Which accounted for the bruises on the dead man's ankle. It also suggested that the dead man's leg had been propped against the elevator door and fell out when the door was opened.
"Does the elevator automatically come back down here?"
"No sir. You have to push the L button or it sits wherever it stopped last."
"Are the two other elevators as small as the one with the body?" Mac asked.
"No sir," repeated the doorman. "They're considerably bigger. Elevator three is small because it only goes up from fifteen to the penthouse and then back down here."
A whirl of wind beyond the rattling glass front doors turned the doorman's head. "Looks real bad out there. Hear it's cold too. Below zero."
"Mr.
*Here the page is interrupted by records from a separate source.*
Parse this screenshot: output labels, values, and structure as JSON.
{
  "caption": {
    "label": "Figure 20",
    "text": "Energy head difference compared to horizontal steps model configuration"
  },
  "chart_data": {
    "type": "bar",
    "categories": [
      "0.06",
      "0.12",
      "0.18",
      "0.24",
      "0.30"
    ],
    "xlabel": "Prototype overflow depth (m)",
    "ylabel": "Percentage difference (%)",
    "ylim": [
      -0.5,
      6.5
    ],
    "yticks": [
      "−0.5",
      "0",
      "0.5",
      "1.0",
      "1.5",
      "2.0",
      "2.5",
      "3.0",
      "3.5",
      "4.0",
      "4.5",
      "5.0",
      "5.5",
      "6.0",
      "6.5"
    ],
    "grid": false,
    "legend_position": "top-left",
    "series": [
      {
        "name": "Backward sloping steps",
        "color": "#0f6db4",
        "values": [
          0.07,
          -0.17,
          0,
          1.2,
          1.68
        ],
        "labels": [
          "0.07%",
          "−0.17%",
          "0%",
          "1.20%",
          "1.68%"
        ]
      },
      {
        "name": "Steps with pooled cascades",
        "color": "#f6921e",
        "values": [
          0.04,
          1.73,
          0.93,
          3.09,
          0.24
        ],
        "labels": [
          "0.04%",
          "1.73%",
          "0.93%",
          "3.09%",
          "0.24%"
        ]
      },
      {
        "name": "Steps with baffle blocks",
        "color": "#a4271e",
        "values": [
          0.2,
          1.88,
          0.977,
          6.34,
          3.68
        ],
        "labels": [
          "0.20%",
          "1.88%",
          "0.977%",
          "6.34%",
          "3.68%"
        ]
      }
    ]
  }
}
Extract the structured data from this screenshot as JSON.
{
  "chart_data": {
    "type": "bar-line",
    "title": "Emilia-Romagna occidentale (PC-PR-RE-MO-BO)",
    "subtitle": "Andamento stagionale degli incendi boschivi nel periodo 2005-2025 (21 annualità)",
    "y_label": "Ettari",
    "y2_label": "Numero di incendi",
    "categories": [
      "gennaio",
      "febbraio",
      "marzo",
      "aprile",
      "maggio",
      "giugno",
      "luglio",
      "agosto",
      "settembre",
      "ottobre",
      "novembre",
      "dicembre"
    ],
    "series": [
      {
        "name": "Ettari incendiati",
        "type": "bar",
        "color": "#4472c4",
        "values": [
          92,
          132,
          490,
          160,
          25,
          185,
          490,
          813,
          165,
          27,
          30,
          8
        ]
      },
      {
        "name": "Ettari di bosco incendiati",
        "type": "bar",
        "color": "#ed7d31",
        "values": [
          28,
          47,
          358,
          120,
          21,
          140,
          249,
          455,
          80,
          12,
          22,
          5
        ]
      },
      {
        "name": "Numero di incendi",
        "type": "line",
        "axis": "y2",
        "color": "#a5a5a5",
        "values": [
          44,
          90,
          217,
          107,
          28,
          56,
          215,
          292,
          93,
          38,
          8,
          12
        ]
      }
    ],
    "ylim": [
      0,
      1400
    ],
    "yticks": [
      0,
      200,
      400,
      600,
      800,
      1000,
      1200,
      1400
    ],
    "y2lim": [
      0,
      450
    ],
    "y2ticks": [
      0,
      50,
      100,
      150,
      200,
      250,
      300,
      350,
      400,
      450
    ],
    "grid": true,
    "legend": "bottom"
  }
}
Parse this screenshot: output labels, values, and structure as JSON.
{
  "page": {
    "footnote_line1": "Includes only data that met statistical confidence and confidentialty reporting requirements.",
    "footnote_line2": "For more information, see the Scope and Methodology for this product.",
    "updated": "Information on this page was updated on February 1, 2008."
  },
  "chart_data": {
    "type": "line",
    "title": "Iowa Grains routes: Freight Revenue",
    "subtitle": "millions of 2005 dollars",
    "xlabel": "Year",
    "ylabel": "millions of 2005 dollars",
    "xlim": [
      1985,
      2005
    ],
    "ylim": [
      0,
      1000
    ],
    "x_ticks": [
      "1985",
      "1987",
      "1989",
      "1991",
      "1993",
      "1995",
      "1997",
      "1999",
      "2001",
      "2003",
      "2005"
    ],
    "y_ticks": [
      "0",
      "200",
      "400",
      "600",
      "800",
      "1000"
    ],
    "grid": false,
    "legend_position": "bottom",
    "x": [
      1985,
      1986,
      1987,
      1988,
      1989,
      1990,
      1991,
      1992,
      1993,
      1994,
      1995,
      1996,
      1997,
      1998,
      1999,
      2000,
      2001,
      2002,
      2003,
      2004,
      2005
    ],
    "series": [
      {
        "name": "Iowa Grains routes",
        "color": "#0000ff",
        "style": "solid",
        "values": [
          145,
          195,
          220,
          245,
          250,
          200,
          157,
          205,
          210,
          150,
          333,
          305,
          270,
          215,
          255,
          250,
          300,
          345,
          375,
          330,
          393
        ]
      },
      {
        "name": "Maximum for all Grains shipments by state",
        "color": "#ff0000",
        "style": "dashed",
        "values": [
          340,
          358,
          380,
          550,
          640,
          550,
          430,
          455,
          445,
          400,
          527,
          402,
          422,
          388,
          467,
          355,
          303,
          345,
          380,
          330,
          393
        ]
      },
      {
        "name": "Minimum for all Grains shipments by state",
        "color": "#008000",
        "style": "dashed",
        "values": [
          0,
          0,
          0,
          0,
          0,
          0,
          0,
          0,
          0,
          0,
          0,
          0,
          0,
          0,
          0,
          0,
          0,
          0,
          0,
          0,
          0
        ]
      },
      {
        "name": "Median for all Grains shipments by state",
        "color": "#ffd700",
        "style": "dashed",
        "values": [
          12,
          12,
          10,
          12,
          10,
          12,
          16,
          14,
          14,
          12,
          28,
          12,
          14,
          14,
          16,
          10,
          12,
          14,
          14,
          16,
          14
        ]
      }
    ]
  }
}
Lutnikov lived on three," Mac said. "Any idea why he was on an elevator that didn't stop at his floor?"
McGee shook his head. "Everything from fifteenth floor up is single apartments. Take up the whole floor. Four, five bedrooms, balconies. Ms. Louisa Cormier in the penthouse has her own screening room, with these real plush seats and a great big screen. People up there have the big dollars."
"For Lutnikov to get to elevator three . . ." Mac prompted.
"He'd have to come down to the lobby, get on elevator three, and go back up," said the doorman.
"Mr. Lutnikov know anyone who lived on fifteen or above?" asked Mac.
McGee shrugged his bony shoulders.
"Wouldn't know," he said. "Friendly building but not close-like. People in the lobby say hello, smile polite-like but . . ."
The paramedics were coming through the hall carrying a stretcher with a zippered body bag, the dead man inside. Mac could see Aiden Burn putting crime-scene tape across the door of the elevator.
"I'll get the door for you," said McGee, hurrying in front of the paramedics and pushing open the door to a rush of wind, an invading gust of snow and a blast of icy air that ran through Mac's shoulder blades.
Aiden joined Mac. She slipped her gloves off and dropped them in her pocket. The lingering cold from the outside attack of the storm had hit her. She zipped up her blue jacket, the twin of Mac's with the words "Crime Scene Unit" in white letters across the back.
"He wasn't going out jogging in his slippers," said Mac, watching the body being loaded into the ambulance.
"Where was he going?" asked Aiden.
"Or coming from?" answered Mac.
"Somewhere between fifteen and twenty-one, which is the penthouse," she said. "The buttons show the elevator doesn't go between one and fourteen, but it does go to the lobby and the basement. There's a B button on the elevator. No garage."
"You take the basement. I'll start on fifteen."
"Whoever shot our victim stood outside the elevator," Aiden said. "No powder burns on his shirt. Elevator's too small to fire a shot and leave no powder burn."
"And," she added, "he or she was a good shot. Entry wound is right in line with the heart."
"Can I turn elevator three back on?" asked the doorman.
"No," said Mac. "It's a crime scene. There's a stairwell?"
McGee nodded his head and said, "It's the law."
"The tenants will have to use the staircase down to the fifteenth floor and take one of the elevators from there or keep walking," Mac said.
"They are not going to like that," said McGee, shaking his head. "Not at all. Can I call them and tell them?"
"Right after you give me the names of every tenant from the fifteenth floor up," said Mac.
"I'll write them down for you," said McGee, picking up an automatic pencil from the dark brown desk and clicking it with his thumb.